この大慶市のネットユーザーは現地の警察署に呼び出され、中国の指導者に反対する発言をインターネットで投稿し、「反社会的」および「反動的」な行動を取った容疑をかけられた。この人物のWeChatのアカウントはブロックされ、今後このようなメッセージを投稿しないことを約束する宣誓書への署名を強要された。警察はこの人物に対し「再び反動的なメッセージを投稿したら、6ヶ月または1年間拘留する」と脅した。さらに、携帯電話の電源を常に入れておき、24時間いつでも連絡を取れるようにしておくことを維持するよう求めた。
この人物は常に政府に監視されることに怯え、また、「間違った発言」を行い、拘束されることを恐れている。このような当局の行動は、市民を黙らせることは他の何よりも重要であることを物語っていると、このネットユーザーは話した。
スローガンを変えたために拘留される
2018年9月下旬、中国南東部、江西省九江市のある 村 の住人が、村の旧家(村民が御供えものを置く社)の壁に「甘い考えを持つな。助成金を欲しがるな」というスローガンが書かれていることに気づいた。一般の市民は政府の助成金を欲しがることはなく、この言葉は政府の役人に向けられるべきだと考えたこの住民は、政府を皮肉るため、一部の文字を書き直し、スローガンを諷刺して、「甘い考えを持て。助成金を欲しがれ」という意味に変えた。
手を加えられたスローガンを誰かが写真に撮り、WeChatに投稿した。2019年2月、この住民は現地の警察署に呼ばれ、取り調べを受けた。そして、「スローガンを変えた」罪で5日間拘留された。
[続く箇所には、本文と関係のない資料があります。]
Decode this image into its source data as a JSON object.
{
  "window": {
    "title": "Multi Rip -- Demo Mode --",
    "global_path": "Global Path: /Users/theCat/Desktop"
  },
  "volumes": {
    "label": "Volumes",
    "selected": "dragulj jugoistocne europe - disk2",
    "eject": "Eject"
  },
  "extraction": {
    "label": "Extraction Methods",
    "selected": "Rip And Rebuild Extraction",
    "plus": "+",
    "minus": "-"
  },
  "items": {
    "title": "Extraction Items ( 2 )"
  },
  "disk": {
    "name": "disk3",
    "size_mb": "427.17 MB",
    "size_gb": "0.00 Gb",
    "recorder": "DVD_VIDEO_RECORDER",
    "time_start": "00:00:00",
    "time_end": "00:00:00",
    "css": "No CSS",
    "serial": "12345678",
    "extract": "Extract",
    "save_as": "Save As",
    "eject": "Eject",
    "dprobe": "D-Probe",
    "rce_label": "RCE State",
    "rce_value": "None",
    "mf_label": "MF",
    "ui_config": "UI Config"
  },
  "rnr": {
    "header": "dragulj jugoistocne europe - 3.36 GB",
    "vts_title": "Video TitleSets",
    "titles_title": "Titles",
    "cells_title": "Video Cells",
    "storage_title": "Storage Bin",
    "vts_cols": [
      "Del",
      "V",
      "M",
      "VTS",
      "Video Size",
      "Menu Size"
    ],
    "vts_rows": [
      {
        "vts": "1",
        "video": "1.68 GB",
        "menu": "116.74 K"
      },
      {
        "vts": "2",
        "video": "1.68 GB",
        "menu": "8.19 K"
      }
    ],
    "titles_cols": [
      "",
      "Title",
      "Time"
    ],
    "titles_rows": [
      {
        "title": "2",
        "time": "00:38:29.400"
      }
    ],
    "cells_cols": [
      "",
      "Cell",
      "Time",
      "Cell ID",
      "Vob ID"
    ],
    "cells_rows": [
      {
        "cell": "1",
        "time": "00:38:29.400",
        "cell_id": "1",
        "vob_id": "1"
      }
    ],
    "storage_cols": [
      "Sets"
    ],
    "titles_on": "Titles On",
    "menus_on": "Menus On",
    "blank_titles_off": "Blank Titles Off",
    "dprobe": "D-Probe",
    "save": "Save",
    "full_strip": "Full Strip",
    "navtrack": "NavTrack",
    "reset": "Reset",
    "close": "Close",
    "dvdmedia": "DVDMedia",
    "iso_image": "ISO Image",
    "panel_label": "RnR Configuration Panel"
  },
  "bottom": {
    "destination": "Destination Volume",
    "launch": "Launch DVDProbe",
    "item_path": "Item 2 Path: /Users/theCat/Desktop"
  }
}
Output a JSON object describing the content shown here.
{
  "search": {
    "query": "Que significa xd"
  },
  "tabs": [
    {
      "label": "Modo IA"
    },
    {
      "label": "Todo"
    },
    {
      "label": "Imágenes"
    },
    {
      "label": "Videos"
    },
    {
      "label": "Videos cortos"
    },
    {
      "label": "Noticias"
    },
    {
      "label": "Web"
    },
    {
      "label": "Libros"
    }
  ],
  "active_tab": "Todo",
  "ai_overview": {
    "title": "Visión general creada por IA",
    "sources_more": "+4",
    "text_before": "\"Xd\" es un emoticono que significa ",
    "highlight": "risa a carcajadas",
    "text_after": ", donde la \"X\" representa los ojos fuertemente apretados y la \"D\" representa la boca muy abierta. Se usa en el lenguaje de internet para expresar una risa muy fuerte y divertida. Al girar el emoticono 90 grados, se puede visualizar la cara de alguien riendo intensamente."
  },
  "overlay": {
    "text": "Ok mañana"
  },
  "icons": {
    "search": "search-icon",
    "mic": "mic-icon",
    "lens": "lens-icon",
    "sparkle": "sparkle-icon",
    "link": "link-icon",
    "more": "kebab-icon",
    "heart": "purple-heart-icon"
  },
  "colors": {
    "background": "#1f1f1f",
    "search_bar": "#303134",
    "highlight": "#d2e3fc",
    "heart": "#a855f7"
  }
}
その後、村の役人は「スローガンを変えた者は汚点を残すことになる。今後、別人が同じ過ちを犯した場合は、書き換えた本人を1年間、最初にスローガンを変えた者を2年間服役させる。それだけではない。こういった者の子供たちは、大学受験、共産党への入党、または、軍隊への入隊を希望する場合、苦労することになるだろう」と告げた。
高齢の住民は、この措置に関して、たった一言間違えたことを発言しただけで、公の場で中国共産党に非難され、侮辱され、そして、拷問された文化大革命を連想させると嘆いた。